E já que citei a questão da escravidão, o sistema de cotas trata-se também de uma tentativa de sanar a dívida histórica da sociedade para com os negros e mestiços, além dos povos indígenas.

Assim, um comunicador e jornalista do calibre de Boris Casoy precisa estar mais atento às questões envolvidas neste problema antes de repudiar o sistema de cotas publicamente como fez ontem, especialmente pela apresentação de motivos como a defesa (ainda) do “mérito”.
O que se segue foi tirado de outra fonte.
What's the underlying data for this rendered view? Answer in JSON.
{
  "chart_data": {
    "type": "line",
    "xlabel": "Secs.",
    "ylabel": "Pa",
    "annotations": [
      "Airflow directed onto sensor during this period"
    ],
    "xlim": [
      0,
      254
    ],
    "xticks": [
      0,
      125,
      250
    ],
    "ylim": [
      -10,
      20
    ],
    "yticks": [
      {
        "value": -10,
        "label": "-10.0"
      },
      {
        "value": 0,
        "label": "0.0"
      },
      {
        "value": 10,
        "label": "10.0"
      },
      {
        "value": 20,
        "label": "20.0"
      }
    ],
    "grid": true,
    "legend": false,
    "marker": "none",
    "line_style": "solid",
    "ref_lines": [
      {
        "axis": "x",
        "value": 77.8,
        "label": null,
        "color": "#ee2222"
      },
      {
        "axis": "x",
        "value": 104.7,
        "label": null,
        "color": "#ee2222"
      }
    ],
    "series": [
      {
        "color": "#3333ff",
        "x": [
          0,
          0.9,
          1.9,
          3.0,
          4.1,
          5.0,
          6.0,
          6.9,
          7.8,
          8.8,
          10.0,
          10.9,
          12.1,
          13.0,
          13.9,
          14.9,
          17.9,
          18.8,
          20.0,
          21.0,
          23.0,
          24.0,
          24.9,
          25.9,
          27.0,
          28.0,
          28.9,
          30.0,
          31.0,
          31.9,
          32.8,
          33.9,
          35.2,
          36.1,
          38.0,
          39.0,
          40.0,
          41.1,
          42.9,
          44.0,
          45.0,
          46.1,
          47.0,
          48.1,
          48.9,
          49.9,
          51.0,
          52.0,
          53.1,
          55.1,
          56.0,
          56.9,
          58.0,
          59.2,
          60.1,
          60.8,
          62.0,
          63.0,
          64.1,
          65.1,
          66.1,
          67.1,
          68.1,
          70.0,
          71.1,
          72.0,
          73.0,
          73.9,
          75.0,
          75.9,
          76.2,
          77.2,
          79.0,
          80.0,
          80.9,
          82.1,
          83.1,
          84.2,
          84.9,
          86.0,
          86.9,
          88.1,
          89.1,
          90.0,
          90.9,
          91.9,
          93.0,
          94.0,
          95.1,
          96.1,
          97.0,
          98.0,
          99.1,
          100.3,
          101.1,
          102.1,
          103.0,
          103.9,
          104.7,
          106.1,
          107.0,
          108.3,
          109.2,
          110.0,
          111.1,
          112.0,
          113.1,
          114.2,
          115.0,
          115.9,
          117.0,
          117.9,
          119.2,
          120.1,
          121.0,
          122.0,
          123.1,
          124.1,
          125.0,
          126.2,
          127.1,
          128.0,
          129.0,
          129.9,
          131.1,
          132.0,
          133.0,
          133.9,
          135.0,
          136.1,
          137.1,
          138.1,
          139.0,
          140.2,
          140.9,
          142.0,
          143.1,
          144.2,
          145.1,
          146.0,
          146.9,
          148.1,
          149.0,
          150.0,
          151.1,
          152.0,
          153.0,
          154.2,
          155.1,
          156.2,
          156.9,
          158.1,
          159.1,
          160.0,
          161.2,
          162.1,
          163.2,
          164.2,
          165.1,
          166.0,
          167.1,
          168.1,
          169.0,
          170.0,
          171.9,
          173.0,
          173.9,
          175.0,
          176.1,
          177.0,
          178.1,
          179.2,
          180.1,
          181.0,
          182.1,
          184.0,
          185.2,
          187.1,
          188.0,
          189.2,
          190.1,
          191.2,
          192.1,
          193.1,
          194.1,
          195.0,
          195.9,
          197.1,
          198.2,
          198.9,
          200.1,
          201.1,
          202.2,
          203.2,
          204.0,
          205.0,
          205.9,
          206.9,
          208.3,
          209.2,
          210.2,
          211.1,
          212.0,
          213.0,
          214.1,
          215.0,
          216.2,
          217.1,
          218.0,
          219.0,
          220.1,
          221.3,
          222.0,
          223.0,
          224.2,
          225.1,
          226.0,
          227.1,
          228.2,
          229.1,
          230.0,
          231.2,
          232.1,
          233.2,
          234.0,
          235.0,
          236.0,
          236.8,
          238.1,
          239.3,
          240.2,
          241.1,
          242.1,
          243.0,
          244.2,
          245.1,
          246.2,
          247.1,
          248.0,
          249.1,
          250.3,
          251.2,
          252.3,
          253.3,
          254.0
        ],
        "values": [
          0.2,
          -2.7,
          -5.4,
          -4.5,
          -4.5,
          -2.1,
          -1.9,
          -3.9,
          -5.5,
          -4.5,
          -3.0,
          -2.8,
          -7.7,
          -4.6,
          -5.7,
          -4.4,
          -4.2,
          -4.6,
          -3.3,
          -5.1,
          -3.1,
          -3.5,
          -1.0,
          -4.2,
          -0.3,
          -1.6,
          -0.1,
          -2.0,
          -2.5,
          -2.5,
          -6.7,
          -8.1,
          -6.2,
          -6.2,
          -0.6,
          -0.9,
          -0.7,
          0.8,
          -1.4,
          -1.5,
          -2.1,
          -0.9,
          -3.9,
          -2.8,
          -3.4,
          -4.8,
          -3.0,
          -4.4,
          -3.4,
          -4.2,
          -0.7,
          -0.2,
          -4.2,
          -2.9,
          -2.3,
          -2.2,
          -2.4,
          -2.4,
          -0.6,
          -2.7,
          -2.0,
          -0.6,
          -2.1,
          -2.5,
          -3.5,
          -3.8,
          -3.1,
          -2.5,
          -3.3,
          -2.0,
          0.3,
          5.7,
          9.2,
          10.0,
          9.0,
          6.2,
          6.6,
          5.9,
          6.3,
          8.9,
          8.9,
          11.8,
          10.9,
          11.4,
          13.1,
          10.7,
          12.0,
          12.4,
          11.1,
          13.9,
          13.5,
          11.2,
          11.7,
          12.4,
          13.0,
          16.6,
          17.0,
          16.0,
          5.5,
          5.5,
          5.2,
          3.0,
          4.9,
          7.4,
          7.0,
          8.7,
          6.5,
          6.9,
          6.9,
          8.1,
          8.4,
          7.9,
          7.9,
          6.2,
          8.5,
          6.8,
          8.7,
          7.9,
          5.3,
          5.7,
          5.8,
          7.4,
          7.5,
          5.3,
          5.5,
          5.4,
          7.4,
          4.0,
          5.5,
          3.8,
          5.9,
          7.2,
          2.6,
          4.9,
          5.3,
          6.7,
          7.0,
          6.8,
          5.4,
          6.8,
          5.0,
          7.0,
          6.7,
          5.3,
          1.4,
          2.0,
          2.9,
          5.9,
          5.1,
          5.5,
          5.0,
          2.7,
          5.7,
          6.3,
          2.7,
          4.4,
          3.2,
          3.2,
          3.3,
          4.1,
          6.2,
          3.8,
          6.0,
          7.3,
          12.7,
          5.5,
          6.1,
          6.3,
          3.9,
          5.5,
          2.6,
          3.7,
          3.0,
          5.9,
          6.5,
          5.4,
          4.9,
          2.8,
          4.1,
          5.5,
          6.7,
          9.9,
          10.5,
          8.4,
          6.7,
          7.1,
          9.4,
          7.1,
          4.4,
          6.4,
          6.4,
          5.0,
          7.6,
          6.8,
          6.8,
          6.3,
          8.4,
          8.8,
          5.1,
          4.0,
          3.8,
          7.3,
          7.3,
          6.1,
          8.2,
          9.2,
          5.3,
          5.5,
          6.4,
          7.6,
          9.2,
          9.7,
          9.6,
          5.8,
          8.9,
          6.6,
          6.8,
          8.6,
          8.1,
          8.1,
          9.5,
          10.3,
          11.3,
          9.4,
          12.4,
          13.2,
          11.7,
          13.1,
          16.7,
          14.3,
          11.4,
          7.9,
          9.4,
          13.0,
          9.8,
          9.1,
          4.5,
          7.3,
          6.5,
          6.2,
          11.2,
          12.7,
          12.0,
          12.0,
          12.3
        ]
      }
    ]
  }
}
sexta-feira, 31 de outubro de 2008

CQC e o neurocirurgião

O "Top Five"(quadro do programa CQC da Band que traz cenas curiosas de outros programas da TV aberta e fechada) da segunda-feira, 27/10/2008, apresentou em primeiro lugar a fala de um neurocirurgião. Dizia ele: "Quatro horas toma um café - os ingleses até tomam chá: coisa de boiola..." E eu aplaudo a esse neurocirurgião. Nessa única frase ele consegue fazer o que ninguém até hoje havia conseguido: estabelecer uma atitude que é comum a todos e tão somente aos gays. E mais, quem sustenta a indústria de chá no mundo todo são eles. Mas como se não bastasse, ele continua: "...chá, inclusive, eu acho meio brochante..." Muito bem, eu só não entendo como a Inglaterra ainda tem população.
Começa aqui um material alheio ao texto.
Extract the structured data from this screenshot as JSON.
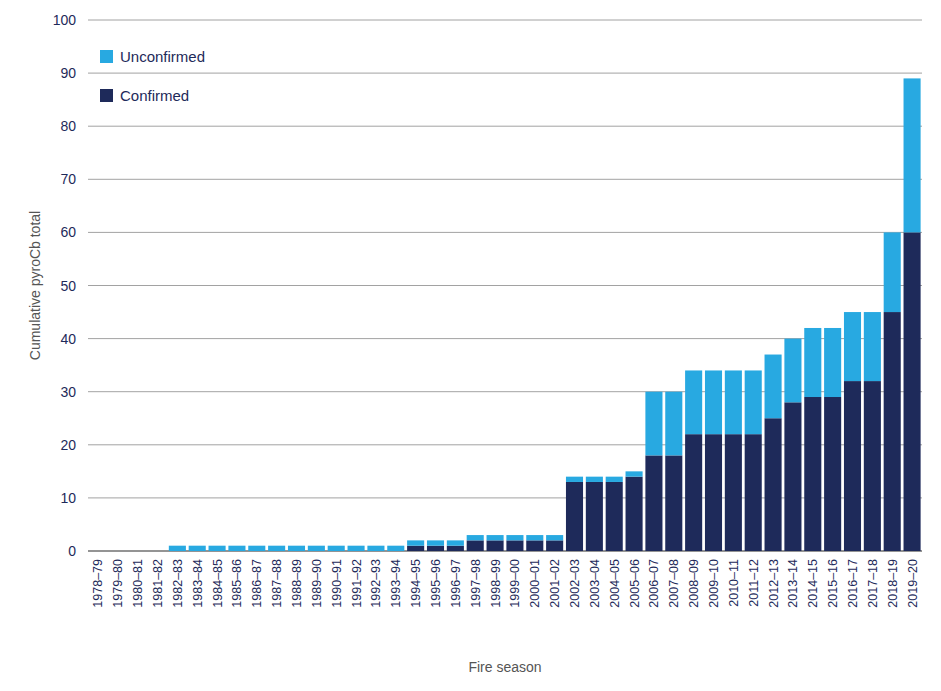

A fala desse neurocirurgião, cujo nome foi preservado, é, como se nota, carregada de preconceitos. Primeiro contra os gays. Depois, contra todos os que tomam chá. Depois, loucura das loucuras, contra o próprio chá, coitado, que leva fama de brochante. Isso, vindo de alguém que não entende do assunto até que passa. Mas um médico, que sabe que cada chá tem uma composição própria, que sabe (deveria saber) que a fitoterapia tem tratado doenças, inclusive impotência, através das ervas medicinais, e que tem influência sobre as pessoas quanto a esse tipo de assunto, deveria ter mais cuidado com o que diz, especialmente na televisão.
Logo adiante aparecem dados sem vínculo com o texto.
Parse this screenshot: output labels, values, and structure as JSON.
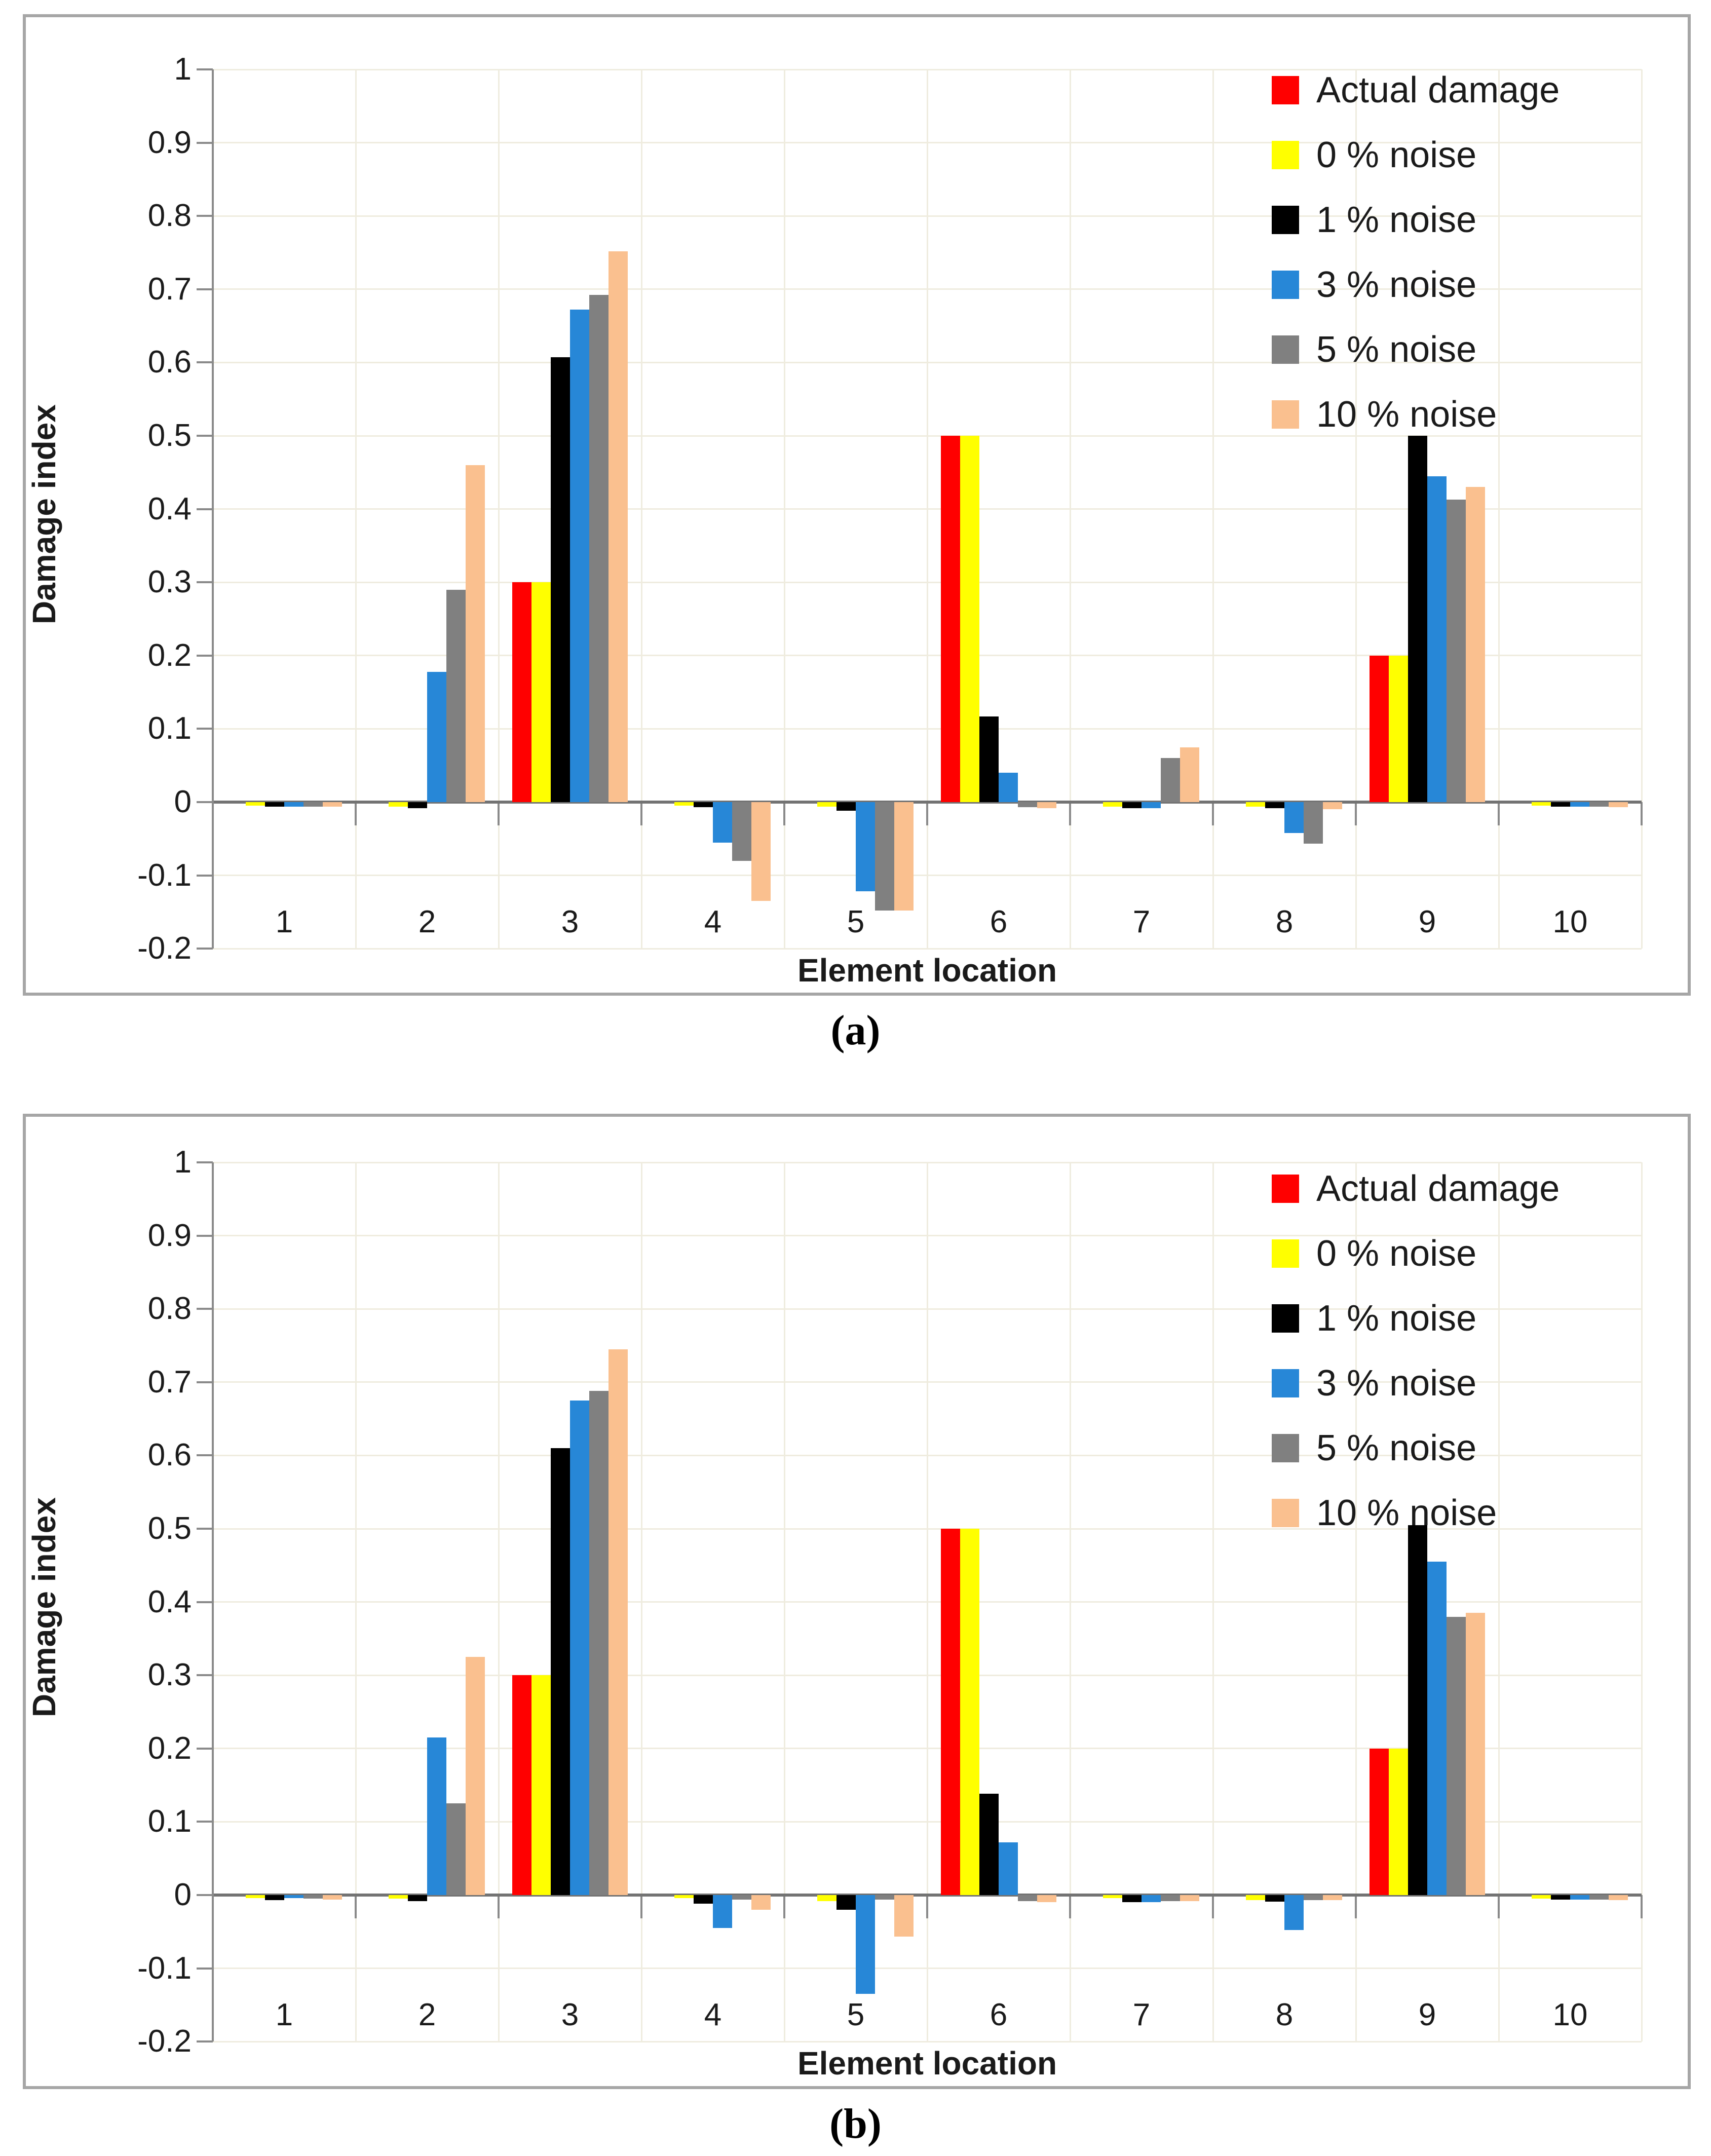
{
  "figure": {
    "captions": [
      "(a)",
      "(b)"
    ],
    "colors": {
      "actual_damage": "#ff0000",
      "noise_0": "#ffff00",
      "noise_1": "#000000",
      "noise_3": "#2787d7",
      "noise_5": "#808080",
      "noise_10": "#fac08f",
      "grid": "#efecdf",
      "axis": "#8a8a8a",
      "zero_line": "#737373",
      "box_border": "#a6a6a6",
      "text": "#1a1a1a",
      "background": "#ffffff"
    }
  },
  "chart_data": [
    {
      "type": "bar",
      "panel": "(a)",
      "title": "",
      "xlabel": "Element location",
      "ylabel": "Damage index",
      "ylim": [
        -0.2,
        1.0
      ],
      "grid": true,
      "legend_position": "upper-right",
      "y_tick_labels": [
        "1",
        "0.9",
        "0.8",
        "0.7",
        "0.6",
        "0.5",
        "0.4",
        "0.3",
        "0.2",
        "0.1",
        "0",
        "-0.1",
        "-0.2"
      ],
      "categories": [
        "1",
        "2",
        "3",
        "4",
        "5",
        "6",
        "7",
        "8",
        "9",
        "10"
      ],
      "series": [
        {
          "name": "Actual damage",
          "color": "#ff0000",
          "values": [
            0,
            0,
            0.3,
            0,
            0,
            0.5,
            0,
            0,
            0.2,
            0
          ]
        },
        {
          "name": "0 % noise",
          "color": "#ffff00",
          "values": [
            -0.005,
            -0.006,
            0.3,
            -0.005,
            -0.006,
            0.5,
            -0.006,
            -0.006,
            0.2,
            -0.005
          ]
        },
        {
          "name": "1 % noise",
          "color": "#000000",
          "values": [
            -0.006,
            -0.008,
            0.607,
            -0.007,
            -0.012,
            0.117,
            -0.008,
            -0.008,
            0.5,
            -0.006
          ]
        },
        {
          "name": "3 % noise",
          "color": "#2787d7",
          "values": [
            -0.006,
            0.178,
            0.672,
            -0.055,
            -0.122,
            0.04,
            -0.008,
            -0.042,
            0.445,
            -0.006
          ]
        },
        {
          "name": "5 % noise",
          "color": "#808080",
          "values": [
            -0.006,
            0.29,
            0.692,
            -0.08,
            -0.148,
            -0.007,
            0.06,
            -0.057,
            0.413,
            -0.006
          ]
        },
        {
          "name": "10 % noise",
          "color": "#fac08f",
          "values": [
            -0.006,
            0.46,
            0.752,
            -0.135,
            -0.148,
            -0.008,
            0.075,
            -0.01,
            0.43,
            -0.007
          ]
        }
      ]
    },
    {
      "type": "bar",
      "panel": "(b)",
      "title": "",
      "xlabel": "Element location",
      "ylabel": "Damage index",
      "ylim": [
        -0.2,
        1.0
      ],
      "grid": true,
      "legend_position": "upper-right",
      "y_tick_labels": [
        "1",
        "0.9",
        "0.8",
        "0.7",
        "0.6",
        "0.5",
        "0.4",
        "0.3",
        "0.2",
        "0.1",
        "0",
        "-0.1",
        "-0.2"
      ],
      "categories": [
        "1",
        "2",
        "3",
        "4",
        "5",
        "6",
        "7",
        "8",
        "9",
        "10"
      ],
      "series": [
        {
          "name": "Actual damage",
          "color": "#ff0000",
          "values": [
            0,
            0,
            0.3,
            0,
            0,
            0.5,
            0,
            0,
            0.2,
            0
          ]
        },
        {
          "name": "0 % noise",
          "color": "#ffff00",
          "values": [
            -0.004,
            -0.005,
            0.3,
            -0.004,
            -0.008,
            0.5,
            -0.004,
            -0.007,
            0.2,
            -0.005
          ]
        },
        {
          "name": "1 % noise",
          "color": "#000000",
          "values": [
            -0.007,
            -0.008,
            0.61,
            -0.012,
            -0.02,
            0.138,
            -0.01,
            -0.009,
            0.505,
            -0.006
          ]
        },
        {
          "name": "3 % noise",
          "color": "#2787d7",
          "values": [
            -0.004,
            0.215,
            0.675,
            -0.045,
            -0.135,
            0.072,
            -0.01,
            -0.048,
            0.455,
            -0.006
          ]
        },
        {
          "name": "5 % noise",
          "color": "#808080",
          "values": [
            -0.005,
            0.125,
            0.688,
            -0.006,
            -0.006,
            -0.008,
            -0.008,
            -0.007,
            0.38,
            -0.006
          ]
        },
        {
          "name": "10 % noise",
          "color": "#fac08f",
          "values": [
            -0.006,
            0.325,
            0.745,
            -0.02,
            -0.057,
            -0.01,
            -0.008,
            -0.007,
            0.385,
            -0.007
          ]
        }
      ]
    }
  ]
}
Mais interessante ainda é a recepção dessas declarações pelos apresentadores do CQC. Eles ridicularizam a opinião do neurocirurgião, anulando assim as observações amalucadas dele. Mostraram que é possível fazer do humor uma forma divertida de ser politicamente correto. A atitude deles deveria ser seguida por outros programas humorísticos. Ao invés de ridicularizarem as minorias, deveriam fazer de suas piadas uma forma de anular os preconceitos e discriminações dos grupos hegemônicos.